Neyrat stellt in diesem Kontext zwei Thesen auf. Je stärker die Konzentration in den unbeschadeten Zonen ist, desto höher die Ansteckungsgefahr. Und je dichter die Ansteckung, desto mehr scheinen die Zonen der Immunität uneinnehmbar. Schließlich hat sich ein global Absolutes herausgebildet, das alle Differenzen integriert.

In diesem Moment wird es für die Philosophie wichtiger über die Alterität des Nichts-Seins als über die Wahrheit nachzudenken. Sie sollte eine Erklärung für den Wahnsinn des “Out-of-Place” geben, indem sie das existenzielle Trans-jekt mit neuen Bedeutungen auflädt. Für Neyrat ist Spinoza hingegen der Vordenker der saturierten Immanenz. Und Neyrat glaubt, dass Deleuze am Ende kein Spinozist war, insofern er das Außen berücksichtigte, was sich wiederum mit Andrew Culps “Dark Deleuze” deckt. Indem Deleuze/Guattrai den berühmten Satz von Spinoza wiederholen „Der Körper weiß nicht, wozu er fähig ist“, argumentieren sie genuin anti-substanzialistisch und inszenieren den bedingungslosen Schrei nach dem Außen, der Erfahrung und einer kontingenten Konstruktion. Es ist egal, ob man anstelle des Begriffs Gott oder Natur heute den Begriff des tele-technologischen Kapitals unkritisch verwendet und damit dann eben doch wieder die unendliche totale Substanz meint, welche die Endlichkeit, die immer multipel und deshalb weltlich ist, leugnet. Unsere Welt benötige dringend wieder, so Neyrat, Unterbrechungen, Zäsuren und Bewegungen der Exteriorität und deshalb sollte man für ein Modell der endlichen Transzendenz plädieren, der Transzendenz  ~ x, wobei das x keinen Überhang impliziert, vielmehr wird durch das Zeichen ~  x die plurale Welt der Seienden in Richtung des Außen gespült.
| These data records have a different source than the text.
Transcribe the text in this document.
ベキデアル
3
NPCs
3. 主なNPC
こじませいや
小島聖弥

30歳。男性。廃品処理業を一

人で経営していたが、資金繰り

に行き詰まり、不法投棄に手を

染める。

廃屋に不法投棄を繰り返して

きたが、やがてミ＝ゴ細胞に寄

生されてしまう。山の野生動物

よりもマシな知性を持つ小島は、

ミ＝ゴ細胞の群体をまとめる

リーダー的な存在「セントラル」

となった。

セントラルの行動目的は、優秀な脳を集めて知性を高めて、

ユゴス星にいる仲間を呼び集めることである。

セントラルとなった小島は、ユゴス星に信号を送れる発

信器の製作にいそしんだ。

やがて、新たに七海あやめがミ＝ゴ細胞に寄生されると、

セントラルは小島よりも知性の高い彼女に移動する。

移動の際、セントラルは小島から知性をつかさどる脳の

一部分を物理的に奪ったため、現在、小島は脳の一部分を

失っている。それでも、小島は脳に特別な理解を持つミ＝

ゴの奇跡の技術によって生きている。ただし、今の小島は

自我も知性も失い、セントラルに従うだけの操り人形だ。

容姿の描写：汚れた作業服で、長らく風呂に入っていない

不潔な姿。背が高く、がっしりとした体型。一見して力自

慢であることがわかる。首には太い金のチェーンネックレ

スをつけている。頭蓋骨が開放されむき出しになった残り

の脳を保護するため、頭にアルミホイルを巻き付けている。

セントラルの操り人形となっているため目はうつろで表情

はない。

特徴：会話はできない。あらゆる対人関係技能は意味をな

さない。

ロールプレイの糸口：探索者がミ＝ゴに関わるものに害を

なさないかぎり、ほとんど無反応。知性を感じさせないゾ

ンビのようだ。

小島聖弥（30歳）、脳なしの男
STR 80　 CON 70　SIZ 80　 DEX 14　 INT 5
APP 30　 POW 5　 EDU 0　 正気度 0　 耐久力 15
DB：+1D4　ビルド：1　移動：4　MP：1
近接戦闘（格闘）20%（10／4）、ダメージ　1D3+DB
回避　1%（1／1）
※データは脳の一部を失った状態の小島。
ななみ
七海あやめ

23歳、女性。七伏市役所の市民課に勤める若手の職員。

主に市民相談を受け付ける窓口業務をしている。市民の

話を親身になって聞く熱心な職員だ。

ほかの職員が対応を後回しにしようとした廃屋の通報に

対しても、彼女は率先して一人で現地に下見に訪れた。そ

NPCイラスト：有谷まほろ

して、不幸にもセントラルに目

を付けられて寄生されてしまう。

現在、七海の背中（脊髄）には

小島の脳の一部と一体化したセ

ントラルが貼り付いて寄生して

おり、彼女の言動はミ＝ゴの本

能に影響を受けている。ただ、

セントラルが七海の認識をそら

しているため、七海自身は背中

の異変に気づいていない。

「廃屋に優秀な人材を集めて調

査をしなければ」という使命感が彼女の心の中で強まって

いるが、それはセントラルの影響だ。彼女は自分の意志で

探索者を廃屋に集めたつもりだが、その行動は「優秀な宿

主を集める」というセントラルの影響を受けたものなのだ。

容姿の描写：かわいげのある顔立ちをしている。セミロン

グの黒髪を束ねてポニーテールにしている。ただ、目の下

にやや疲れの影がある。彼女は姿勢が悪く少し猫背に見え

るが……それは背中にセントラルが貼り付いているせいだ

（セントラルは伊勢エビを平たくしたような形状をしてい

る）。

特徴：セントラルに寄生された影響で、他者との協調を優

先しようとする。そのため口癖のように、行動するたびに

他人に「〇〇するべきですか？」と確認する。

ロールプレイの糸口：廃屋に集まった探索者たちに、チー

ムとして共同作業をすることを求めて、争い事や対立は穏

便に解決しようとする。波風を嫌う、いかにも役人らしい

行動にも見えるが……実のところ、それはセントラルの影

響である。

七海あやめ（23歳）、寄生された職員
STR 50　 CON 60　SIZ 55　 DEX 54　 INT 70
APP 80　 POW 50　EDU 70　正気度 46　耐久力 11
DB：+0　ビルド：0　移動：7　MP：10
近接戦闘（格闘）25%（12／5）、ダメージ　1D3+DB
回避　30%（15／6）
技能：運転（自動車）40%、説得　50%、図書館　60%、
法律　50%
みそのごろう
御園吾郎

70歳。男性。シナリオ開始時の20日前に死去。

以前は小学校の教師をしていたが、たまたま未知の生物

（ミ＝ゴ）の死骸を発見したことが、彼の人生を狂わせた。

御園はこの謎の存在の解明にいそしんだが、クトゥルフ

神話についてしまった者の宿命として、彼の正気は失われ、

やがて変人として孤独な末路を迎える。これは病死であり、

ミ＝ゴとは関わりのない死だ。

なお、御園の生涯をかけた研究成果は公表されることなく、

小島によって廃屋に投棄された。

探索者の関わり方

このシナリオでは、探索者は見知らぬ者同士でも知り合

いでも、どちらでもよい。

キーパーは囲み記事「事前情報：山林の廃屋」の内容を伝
Insofern ist das Atopia auch keine Utopie oder ein anderer Platz, vielmehr das Andere des Platzes. E ist das Clinamen, das intern in seinem Verhältnis zur Welt besteht.

Die Welt ist nicht kompakt, sie ist keine Welt der saturierten Immanenz, sondern sie ist außerhalb-von-sich-selbst. Und die Existenz in ihrer Aktualität besteht der Aufkündigung des Seins. Anstelle des Begriffs “Existenz” setzt Neyrat nun den Begriff “Insistenz”. Dabei geht es um die singuläre Existenz, welche die Kontingenz nicht als eine reine Öffnung hin zu einer unendlichen Anzahl von Möglichkeiten, sondern als einen Background versteht, gegen den die Situation der Ausnahme geformt wird, insofern es sich hier um eine Exzentrität handelt. Dies ist allerdings weit entfernt von einem Relativismus, der alle Ideen und Werte im Namen der Fakten verflacht, indem er gerade behauptet, alles und jedes sei kontingent und äquivalent – stattdessen gilt es auf der Singularität der Existenz zu bestehen, und zwar im Außen. Für jedes lebende Seiende wird das Sein in einer Art Spannung der Existenz vom Außen geformt. Oder, um es mit einem verfremdeten Lacan zu sagen, das Außen oder die Extimität ist der Ausdruck dafür, dass das Innerste der Andere ist, etwa ein fremder Körper oder ein Parasit. Das intimste Intime ist die Extimität des Anderen.

Von einem Platz zum anderen passieren, das ist die Tortur des Außen. Es handelt sich dabei nicht unbedingt um eine Bewegung, denn die Tortur kann innerhalb eines Platzes passieren, wobei man aber keinesfalls immobil wird. Weder der Mobilität noch der Immobilität zugeneigt, ist die Existenz eine Spannung.Und wenn es kein Zentrum gibt, heißt dies noch lange nicht, dass jedes Ding gleich ist, vielmehr entbirgt dies die Unmöglichkeit, die Exzentrität jeder Existenz weiter zu verbergen. Dieses Konzept der Exzentrität verneint zwei Konzeptionen der Ausnahme: Den Narzissmus, der die Ausnahme für sich selbst macht, und die Souveränität, die Ausnahme vom Gesetz, durch die das Gesetz selbst entsteht. Exzentrität beinhaltet die Verpflichtung, sich in einer a-zentrischen Welt zu singularisieren. Die Notwendigkeit der Singularität produziert die Kontingenz der Welt. Wenn alles notwendig wäre, gäbe es keine Differenzen.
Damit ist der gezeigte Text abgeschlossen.